Theresa may drown in tidal wave of Loyalism

Posted By: December 07, 2017

Allison Morris. Irish New. Thursday. December 7, 2017 

Regulatory convergence, harmonization, special status, hard Border, frictionless Border, sea Border and no Border, what strange times we find ourselves in.

The issue of how an island as small as Ireland, dependent on cross-border trade and cooperation, would operate following Brexit was always a key consideration for people living here and one of the main reasons why the majority voted to remain in the European Union.

But while this has always been at the forefront of our minds it appears to have only registered with our UK neighbors in the last fortnight.

The economically sound and logical solution to the problem is to give Northern Ireland special status, keeping it within the spirit of the customs union while placing a Border in the Irish sea.

But as these last few days have shown it is not economic considerations but ideological attachment to the UK that has the DUP opposed to any such move.

If the version of events that the public have to now been treated to is correct, and if Theresa May took a call from Arlene Foster while in a deal-making lunch with Jean-Claude Juncker, scuppering the agreement, well that is beyond remarkable.

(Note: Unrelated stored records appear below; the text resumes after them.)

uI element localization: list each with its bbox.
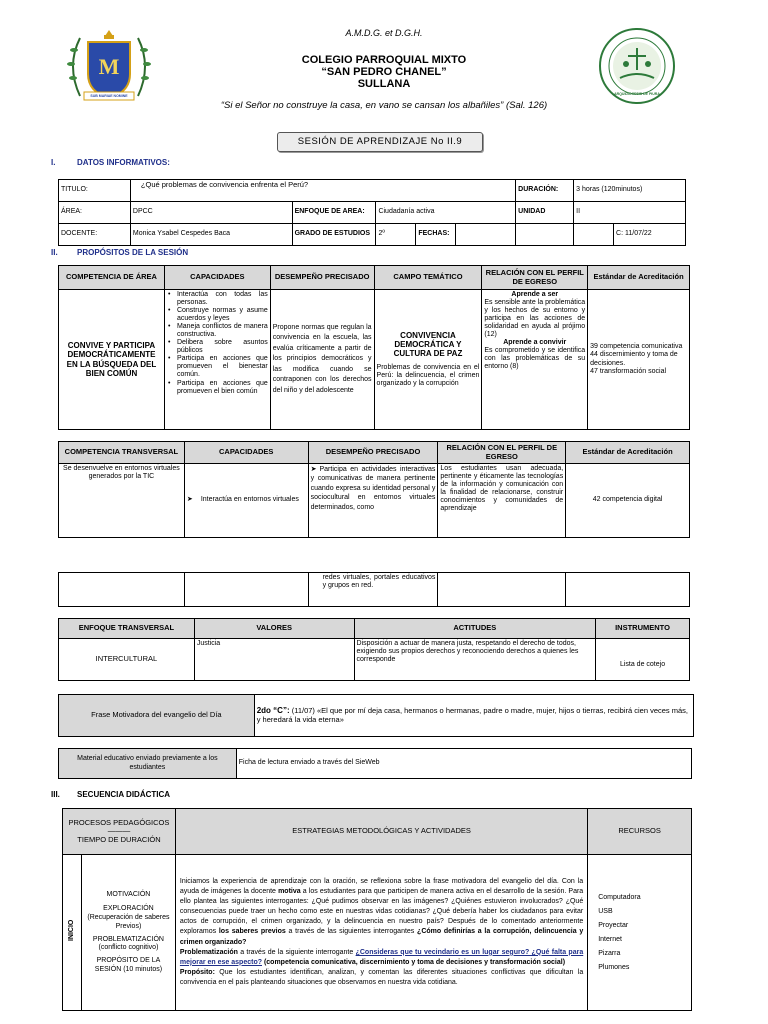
secuencia-table — [62, 808, 692, 1011]
capacidad-item: • Participa en acciones que promueven el bienestar común. — [175, 355, 268, 379]
empty-cell — [566, 573, 690, 607]
proceso-problematizacion: PROBLEMATIZACIÓN (conflicto cognitivo) — [92, 935, 164, 952]
perfil-text-1: Es sensible ante la problemática y los hechos de su entorno y participa en las acciones de solidaridad en ayuda al prójimo (12) — [484, 299, 586, 339]
material-value: Ficha de lectura enviado a través del SieWeb — [236, 749, 691, 779]
instrumento-value: Lista de cotejo — [596, 639, 690, 681]
capacidad-transversal-text: Interactúa en entornos virtuales — [200, 496, 299, 504]
strat-prob-a: a través de la siguiente interrogante — [240, 948, 354, 956]
unidad-value: II — [574, 202, 686, 224]
inicio-cell — [63, 855, 82, 1011]
enfoque-value: INTERCULTURAL — [59, 639, 195, 681]
strat-prop-text: Que los estudiantes identifican, analizan, y comentan las diferentes situaciones conflictivas que dificultan la convivencia en el país planteando situaciones que observamos en nuestra vida cotidiana. — [179, 968, 584, 987]
procesos-cell — [82, 855, 176, 1011]
area-value: DPCC — [130, 202, 292, 224]
header-enfoque: ENFOQUE TRANSVERSAL — [59, 619, 195, 639]
strat-prop-label: Propósito: — [179, 968, 215, 976]
session-title-box — [277, 132, 483, 152]
strat-text-2: a los estudiantes para que participen de manera activa en el desarrollo de la sesión. Para ello plantea las siguientes interrogantes: ¿Qué pudimos observar en las imágenes? ¿Quiénes estuvieron involucrados? ¿Qué consecuencias puede traer un hecho como este en nuestras vidas cotidianas? ¿Qué debería haber los ciudadanos para evitar actos de corrupción, el crimen organizado, y la delincuencia en nuestro país? Después de lo comentado anteriormente exploramos — [179, 887, 584, 936]
section-2-title: PROPÓSITOS DE LA SESIÓN — [77, 248, 189, 257]
capacidad-item: • Maneja conflictos de manera constructiva. — [175, 323, 268, 339]
header-valores: VALORES — [194, 619, 354, 639]
competencia-area: CONVIVE Y PARTICIPA DEMOCRÁTICAMENTE EN LA BÚSQUEDA DEL BIEN COMÚN — [59, 290, 165, 430]
header-perfil-egreso: RELACIÓN CON EL PERFIL DE EGRESO — [482, 266, 588, 290]
capacidad-transversal — [184, 464, 308, 538]
proceso-motivacion: MOTIVACIÓN — [106, 890, 151, 898]
frase-prefix: 2do “C”: — [256, 706, 290, 716]
header-perfil-t: RELACIÓN CON EL PERFIL DE EGRESO — [438, 442, 566, 464]
docente-label: DOCENTE: — [59, 224, 131, 246]
campo-text: Problemas de convivencia en el Perú: la delincuencia, el crimen organizado y la corrupción — [376, 364, 480, 388]
strat-prob-label: Problematización — [179, 948, 238, 956]
fechas-empty-3 — [574, 224, 614, 246]
strat-question: ¿Cómo definirías a la corrupción, delincuencia y crimen organizado? — [179, 928, 584, 946]
estandar-item: 44 discernimiento y toma de decisiones. — [590, 351, 678, 367]
grado-label: GRADO DE ESTUDIOS — [292, 224, 376, 246]
material-label: Material educativo enviado previamente a los estudiantes — [59, 749, 237, 779]
empty-cell — [59, 573, 185, 607]
estandar-item: 39 competencia comunicativa — [590, 343, 683, 351]
header-campo-tematico: CAMPO TEMÁTICO — [374, 266, 482, 290]
estrategias-cell — [175, 855, 587, 1011]
right-logo-text: ARQUIDIOCESIS DE PIURA — [614, 92, 660, 96]
recurso-item: Proyectar — [598, 921, 629, 929]
duracion-label: DURACIÓN: — [516, 180, 574, 202]
unidad-label: UNIDAD — [516, 202, 574, 224]
strat-motiva: motiva — [278, 887, 301, 895]
competencia-transversal: Se desenvuelve en entornos virtuales generados por la TIC — [59, 464, 185, 538]
titulo-value: ¿Qué problemas de convivencia enfrenta el Perú? — [130, 180, 515, 202]
competencia-transversal-table — [58, 441, 690, 538]
section-3-number: III. — [51, 790, 60, 799]
area-label: ÁREA: — [59, 202, 131, 224]
frase-table — [58, 694, 694, 737]
header-actitudes: ACTITUDES — [354, 619, 596, 639]
proceso-exploracion: EXPLORACIÓN (Recuperación de saberes Previos) — [87, 905, 170, 930]
section-2-number: II. — [51, 248, 58, 257]
svg-text:M: M — [98, 54, 120, 79]
grado-value: 2º — [376, 224, 416, 246]
header-instrumento: INSTRUMENTO — [596, 619, 690, 639]
inicio-label: INICIO — [67, 920, 75, 942]
header-competencia-transversal: COMPETENCIA TRANSVERSAL — [59, 442, 185, 464]
perfil-heading-2: Aprende a convivir — [503, 339, 567, 347]
desempeno-transversal-text: Participa en actividades interactivas y comunicativas de manera pertinente cuando expresa su identidad personal y sociocultural en entornos virtuales determinados, como — [310, 466, 436, 511]
fechas-empty-2 — [516, 224, 574, 246]
frase-text: (11/07) «El que por mí deja casa, hermanos o hermanas, padre o madre, mujer, hijos o tierras, recibirá cien veces más, y heredará la vida eterna» — [256, 706, 689, 724]
estandar-transversal: 42 competencia digital — [566, 464, 690, 538]
datos-informativos-table — [58, 179, 686, 246]
strat-text-1: Iniciamos la experiencia de aprendizaje con la oración, se reflexiona sobre la frase motivadora del evangelio del día. Con la ayuda de imágenes la docente — [179, 877, 584, 895]
capacidad-item: • Interactúa con todas las personas. — [175, 291, 268, 307]
motto: A.M.D.G. et D.G.H. — [345, 28, 423, 38]
empty-cell — [438, 573, 566, 607]
campo-title: CONVIVENCIA DEMOCRÁTICA Y CULTURA DE PAZ — [393, 330, 463, 359]
header-estandar-t: Estándar de Acreditación — [566, 442, 690, 464]
arrow-icon: ➤ — [310, 466, 317, 473]
material-table — [58, 748, 692, 779]
school-name: COLEGIO PARROQUIAL MIXTO — [301, 54, 467, 66]
strat-prob-b: (competencia comunicativa, discernimiento y toma de decisiones y transformación social) — [263, 958, 566, 966]
header-dash: ——— — [107, 826, 131, 836]
perfil-heading-1: Aprende a ser — [511, 291, 559, 298]
strat-prob-question: ¿Consideras que tu vecindario es un lugar seguro? ¿Qué falta para mejorar en ese aspecto? — [179, 948, 584, 966]
header-procesos — [63, 809, 176, 855]
section-1-number: I. — [51, 158, 56, 167]
recurso-item: Pizarra — [598, 949, 621, 957]
enfoque-transversal-table — [58, 618, 690, 681]
capacidades-list — [164, 290, 270, 430]
docente-value: Monica Ysabel Cespedes Baca — [130, 224, 292, 246]
school-city: SULLANA — [357, 78, 411, 90]
strat-text-3: a través de las siguientes interrogantes — [288, 928, 415, 936]
fechas-empty-1 — [456, 224, 516, 246]
actitudes-value: Disposición a actuar de manera justa, respetando el derecho de todos, exigiendo sus propios derechos y reconociendo derechos a quienes les corresponde — [354, 639, 596, 681]
header-competencia-area: COMPETENCIA DE ÁREA — [59, 266, 165, 290]
left-logo-text: SUB MARIAE NOMINE — [90, 94, 128, 98]
capacidad-item: • Delibera sobre asuntos públicos — [175, 339, 268, 355]
recurso-item: Plumones — [598, 963, 630, 971]
recurso-item: Computadora — [598, 893, 641, 901]
header-tiempo: TIEMPO DE DURACIÓN — [77, 834, 161, 844]
desempeno-transversal — [308, 464, 438, 538]
strat-saberes: los saberes previos — [218, 928, 286, 936]
campo-tematico — [374, 290, 482, 430]
fechas-label: FECHAS: — [416, 224, 456, 246]
estandar-acreditacion — [588, 290, 690, 430]
header-estandar: Estándar de Acreditación — [588, 266, 690, 290]
propositos-table — [58, 265, 690, 430]
frase-cell — [254, 695, 693, 737]
header-estrategias: ESTRATEGIAS METODOLÓGICAS Y ACTIVIDADES — [175, 809, 587, 855]
section-3-title: SECUENCIA DIDÁCTICA — [77, 790, 171, 799]
titulo-label: TITULO: — [59, 180, 131, 202]
header-capacidades-t: CAPACIDADES — [184, 442, 308, 464]
section-1-title: DATOS INFORMATIVOS: — [77, 158, 170, 167]
duracion-value: 3 horas (120minutos) — [574, 180, 686, 202]
enfoque-value: Ciudadanía activa — [376, 202, 516, 224]
desempeno-transversal-cont: redes virtuales, portales educativos y grupos en red. — [308, 573, 438, 607]
perfil-transversal: Los estudiantes usan adecuada, pertinente y éticamente las tecnologías de la información y comunicación con la finalidad de relacionarse, construir conocimientos y comunidades de aprendizaje — [438, 464, 566, 538]
frase-label: Frase Motivadora del evangelio del Día — [59, 695, 255, 737]
proceso-proposito: PROPÓSITO DE LA SESIÓN (10 minutos) — [94, 957, 163, 973]
capacidad-item: • Construye normas y asume acuerdos y leyes — [175, 307, 268, 323]
recurso-item: Internet — [598, 935, 622, 943]
header-procesos-text: PROCESOS PEDAGÓGICOS — [68, 817, 170, 827]
header-recursos: RECURSOS — [588, 809, 692, 855]
header-desempeno: DESEMPEÑO PRECISADO — [270, 266, 374, 290]
enfoque-label: ENFOQUE DE AREA: — [292, 202, 376, 224]
empty-cell — [184, 573, 308, 607]
header-quote: “Si el Señor no construye la casa, en vano se cansan los albañiles” (Sal. 126) — [220, 100, 548, 111]
school-patron: “SAN PEDRO CHANEL” — [321, 66, 447, 78]
recurso-item: USB — [598, 907, 613, 915]
capacidad-item: • Participa en acciones que promueven el bien común — [175, 380, 268, 396]
valores-value: Justicia — [194, 639, 354, 681]
arrow-icon: ➤ — [186, 496, 193, 504]
header-desempeno-t: DESEMPEÑO PRECISADO — [308, 442, 438, 464]
competencia-transversal-continued — [58, 572, 690, 607]
session-title: SESIÓN DE APRENDIZAJE No II.9 — [297, 136, 463, 147]
recursos-cell — [588, 855, 692, 1011]
desempeno-precisado: Propone normas que regulan la convivencia en la escuela, las evalúa críticamente a partir de los principios democráticos y las modifica cuando se contraponen con los derechos del niño y del adolescente — [270, 290, 374, 430]
estandar-item: 47 transformación social — [590, 367, 667, 375]
perfil-egreso — [482, 290, 588, 430]
perfil-text-2: Es comprometido y se identifica con las problemáticas de su entorno (8) — [484, 347, 586, 371]
fecha-value: C: 11/07/22 — [614, 224, 686, 246]
header-capacidades: CAPACIDADES — [164, 266, 270, 290]
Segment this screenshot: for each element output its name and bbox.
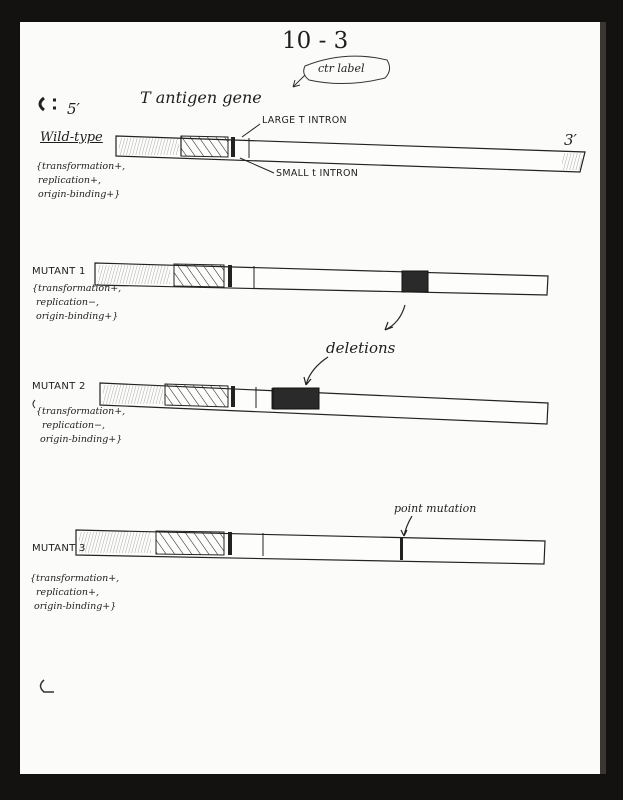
mutant2-bracket bbox=[33, 400, 35, 408]
mutant1-function-line: origin-binding+} bbox=[36, 311, 119, 322]
mutant2-function-line: origin-binding+} bbox=[40, 434, 123, 445]
mutant2-function-line: replication−, bbox=[42, 420, 105, 431]
deletion-arrow-2 bbox=[304, 357, 328, 385]
deletions-label: deletions bbox=[326, 339, 396, 357]
wildtype-function-line: origin-binding+} bbox=[38, 189, 121, 200]
gene-title: T antigen gene bbox=[140, 88, 262, 107]
mutant1-function-line: {transformation+, bbox=[32, 283, 122, 294]
construct-label-wildtype: Wild-type bbox=[40, 130, 103, 145]
wildtype-gene-bar bbox=[116, 136, 585, 172]
mutant2-gene-bar bbox=[100, 383, 548, 424]
mutant1-gene-bar bbox=[95, 263, 548, 295]
punch-mark-top bbox=[40, 98, 56, 110]
mutant3-function-line: {transformation+, bbox=[30, 573, 120, 584]
annotation-label: ctr label bbox=[318, 62, 365, 75]
page-number: 10 - 3 bbox=[282, 28, 349, 54]
mutant2-functions bbox=[36, 405, 125, 447]
large-intron-pointer bbox=[242, 124, 260, 137]
construct-label-mutant1: MUTANT 1 bbox=[32, 266, 86, 277]
mutant3-function-line: origin-binding+} bbox=[34, 601, 117, 612]
large-intron-label: LARGE T INTRON bbox=[262, 115, 347, 126]
mutant3-gene-bar bbox=[76, 530, 545, 564]
annotation-arrow bbox=[293, 75, 305, 87]
wildtype-function-line: replication+, bbox=[38, 175, 101, 186]
small-intron-label: SMALL t INTRON bbox=[276, 168, 359, 179]
wildtype-functions bbox=[36, 160, 125, 202]
three-prime-end: 3′ bbox=[564, 131, 577, 149]
construct-label-mutant3: MUTANT 3 bbox=[32, 543, 86, 554]
point-mutation-label: point mutation bbox=[394, 502, 477, 515]
mutant3-function-line: replication+, bbox=[36, 587, 99, 598]
mutant1-functions bbox=[32, 282, 121, 324]
point-mutation-arrow bbox=[401, 516, 412, 536]
punch-mark-bottom bbox=[41, 680, 55, 692]
mutant3-functions bbox=[30, 572, 119, 614]
mutant2-function-line: {transformation+, bbox=[36, 406, 126, 417]
wildtype-function-line: {transformation+, bbox=[36, 161, 126, 172]
mutant1-function-line: replication−, bbox=[36, 297, 99, 308]
deletion-arrow-1 bbox=[385, 305, 405, 330]
five-prime-end: 5′ bbox=[67, 100, 80, 118]
construct-label-mutant2: MUTANT 2 bbox=[32, 381, 86, 392]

Simon Coveney and Leo Varadkar appear to be the perfect political team in these challenging times.

They are in a strengthened position now that the other member states have confirmed Ireland will have the veto over any deal on the Border.

They have real power in negotiations and not the kind that only comes with the backing of the DUP parliamentary members.

The Tory negotiating team seemed to have dismissed the Irish government to a degree; the last few weeks have had a whiff of the Empire mentality about them.

The British government seemed to think they could cook up some dodgy tasting fudge around The Border and the daft little Irish would fall in behind and do as they’re told.

That wasn’t and isn’t the case. Varadkar is standing firm as a man who will not be bullied or browbeaten by the British government, he seems assured and statesmanlike and the Irish people, with long memories of historic war and misrule, are reacting well to that.

On the other hand, Theresa May’s confidence and supply deal with the DUP now hangs like a weight around her neck.

It has been fascinating to watch as the UK press and, indeed,  political class suddenly wake up to the fact there is a great big Border dividing us here.

However, the misunderstanding of our political make-up and some quite disturbing – and apparently still acceptable – anti-Irish bias has been depressing to observe.

When a Channel 4 news team stopped people on the streets of England and asked them to draw the Irish border, the results – while hilarious – showed how little they know or care for us here in Northern Ireland.

And so while the DUP are publicly cock-a-hoop their power looks set to be short-lived.

In reality, no matter how British they feel they are just another group of troublemaking Irish as far as their newfound benefactors and the UK electorate are concerned.

The damage done to Theresa May, both domestically and among the leaders, she is currently trying to negotiate the mother of all divorces with, could be fatal to her long-term survival.

To stop an already incomprehensibly complicated process from moving to phase two because the DUP are obsessed with their Britishness above all other considerations is quite extraordinary.

Arlene Foster appeared to have forgotten that she is no longer first minister and insisted she was speaking for Northern Ireland when in reality she only represents a chunk of Unionism.

It shows just what a massive hole May has dug for herself when she is beholden to such sentiments. She is a prime minister involved in a process that will change how we all live for generations to come, and her next move of the chess board is being dictated to by 10 Northern Irish MPs wrapped in Union flags and singing Rule Britannia.

The only thing that has saved her skin until now is that no one else within the Conservative Party wants responsibility for what is an economic catastrophe in the making.

You can feel that a snap election – another one – is never too far in the distance.

Should that happen,  I can’t imagine Prime Minister Jeremy Corbyn will be as indulgent of the DUP’s demands.